The company is not disclosing its valuation but we understand that it is more than double the valuation Zumper had in its previous round. For context, that was a $46 million Series C round in 2018 that was made at over $200 million but under $300 million, putting Zumper’s current valuation at between $400 million and $600 million.

Zumper doesn’t disclose financials but says that it’s been seeing 100% growth year-on-year for its revenues and is on track to have some 80 million people using its platform in 2020, with 13 million visitors per month, typically looking for one-year leases. And within its B2B rental big data play, some 1 million listings are analysed monthly.

The startup’s growth is coming at a pivotal time in the property market.
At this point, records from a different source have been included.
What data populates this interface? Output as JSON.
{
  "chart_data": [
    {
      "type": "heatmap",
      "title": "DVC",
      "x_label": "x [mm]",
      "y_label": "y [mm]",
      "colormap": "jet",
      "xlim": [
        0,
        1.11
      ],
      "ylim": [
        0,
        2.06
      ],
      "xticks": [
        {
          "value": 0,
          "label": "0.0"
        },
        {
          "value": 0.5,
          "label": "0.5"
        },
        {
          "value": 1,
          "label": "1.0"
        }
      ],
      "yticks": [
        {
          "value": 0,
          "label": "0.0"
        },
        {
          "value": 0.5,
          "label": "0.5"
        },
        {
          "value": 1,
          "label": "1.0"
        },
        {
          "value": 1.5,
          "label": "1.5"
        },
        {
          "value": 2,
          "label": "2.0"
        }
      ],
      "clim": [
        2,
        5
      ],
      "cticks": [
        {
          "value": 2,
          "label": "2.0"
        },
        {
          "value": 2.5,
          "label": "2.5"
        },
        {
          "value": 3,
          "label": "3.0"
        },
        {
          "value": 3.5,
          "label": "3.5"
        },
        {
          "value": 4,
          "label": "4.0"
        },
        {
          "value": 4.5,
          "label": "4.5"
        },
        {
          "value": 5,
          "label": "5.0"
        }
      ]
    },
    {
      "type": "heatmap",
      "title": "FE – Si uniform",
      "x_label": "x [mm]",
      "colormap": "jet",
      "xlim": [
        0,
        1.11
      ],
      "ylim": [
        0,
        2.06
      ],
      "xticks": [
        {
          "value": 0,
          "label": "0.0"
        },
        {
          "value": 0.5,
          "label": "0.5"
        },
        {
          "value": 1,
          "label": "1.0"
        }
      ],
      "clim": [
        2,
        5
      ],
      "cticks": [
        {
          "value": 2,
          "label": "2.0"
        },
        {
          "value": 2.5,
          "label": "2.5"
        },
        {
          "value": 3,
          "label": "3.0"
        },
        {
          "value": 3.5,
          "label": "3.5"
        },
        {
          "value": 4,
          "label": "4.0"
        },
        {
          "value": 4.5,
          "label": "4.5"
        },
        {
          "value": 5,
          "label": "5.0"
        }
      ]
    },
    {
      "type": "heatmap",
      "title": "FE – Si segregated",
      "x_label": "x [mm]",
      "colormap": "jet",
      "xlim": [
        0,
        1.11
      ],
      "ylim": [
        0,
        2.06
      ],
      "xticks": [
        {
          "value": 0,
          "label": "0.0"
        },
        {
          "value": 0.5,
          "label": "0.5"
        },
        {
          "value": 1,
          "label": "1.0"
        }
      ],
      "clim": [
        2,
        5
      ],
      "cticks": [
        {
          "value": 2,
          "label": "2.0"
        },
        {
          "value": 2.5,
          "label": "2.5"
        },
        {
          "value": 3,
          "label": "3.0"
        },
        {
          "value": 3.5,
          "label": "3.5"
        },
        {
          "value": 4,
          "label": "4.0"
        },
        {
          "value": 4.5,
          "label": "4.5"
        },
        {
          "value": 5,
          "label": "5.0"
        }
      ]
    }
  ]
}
On one hand, Zumper competes against the likes of other fast-growing startups like Compass, as well as giants like Zillow and more recently Costar. The latter have shaped up to be key consolidators, acquiring smaller outfits to get better economies of scale. But at the same time, we have seen a fair amount of stress in the industry — the oversupply of inventory in the market has put pressure on prices, and some of the biggest and most established players have been hit hard trying to modernise their businesses. As one example, RentPath — the owner of Rent.com, Apartments.com and many others — recently filed for Chapter 11, and it’s currently in the middle of an acquisition process with Costar, which is picking it up for $588 million. “Everyone is falling by the wayside,” Georgiades said.

Beyond market trends, there are also consumer trends, with those who are traditional renters looking to buy property, or those who continue renting exploring shorter leases or home shares as ways of saving money and looking for better deals. Zumper notes that some 66% of renters today in the US live in a co-living situation.

Within those wider developments, Zumper — which Georgiades describes as the largest privately-backed rentals platform — has been working on building a modern platform that provides more than just a simple place to discover what’s available in the market.

“We want to add lease signing and more financial offerings for landlords,” Georgiades said, noting that insurance is one area that it is also exploring. “The idea is to build in more peace of mind for our customers, not just more software.”

And it’s doing so by delivering a key demographic that everyone wants to target: millennial users. 

“Zumper is the single best source for younger millennials to find apartments,” he said, noting that one in four Americans will use Zumper this year to search for an apartment. A typical user, he added, is “more mobile,” and averages at 28 years old, and its user base skews female.

Working to serve that demographic and its changing tastes for where and how to put down roots, Zumper has partnerships in place with the likes of Airbnb and Facebook to target different parts of the market. Georgiades said that he does not view either as a competitor, but nor are there plans to expand these relationships at the moment (and he would not comment on whether Airbnb or Facebook has ever tried to acquire Zumper).

“We see ourselves as the Airbnb of one-year leases,” he said. “We start where Airbnb ends.” While today there seems to be a way on Zumper to search for rooms, it doesn’t seem to be optimised for that kind of search, so that is another area where you could see the startup growing.

“Zumper’s progress so far is striking, and it has quickly become the leading independent company focused on the rental market,” said Mathias Schilling Co-Founder & Managing Partner with e.ventures, in a statement. “We believe that Zumper is well positioned because of its focus on providing an exceptional product for renters and great value for landlords and multi-family properties.”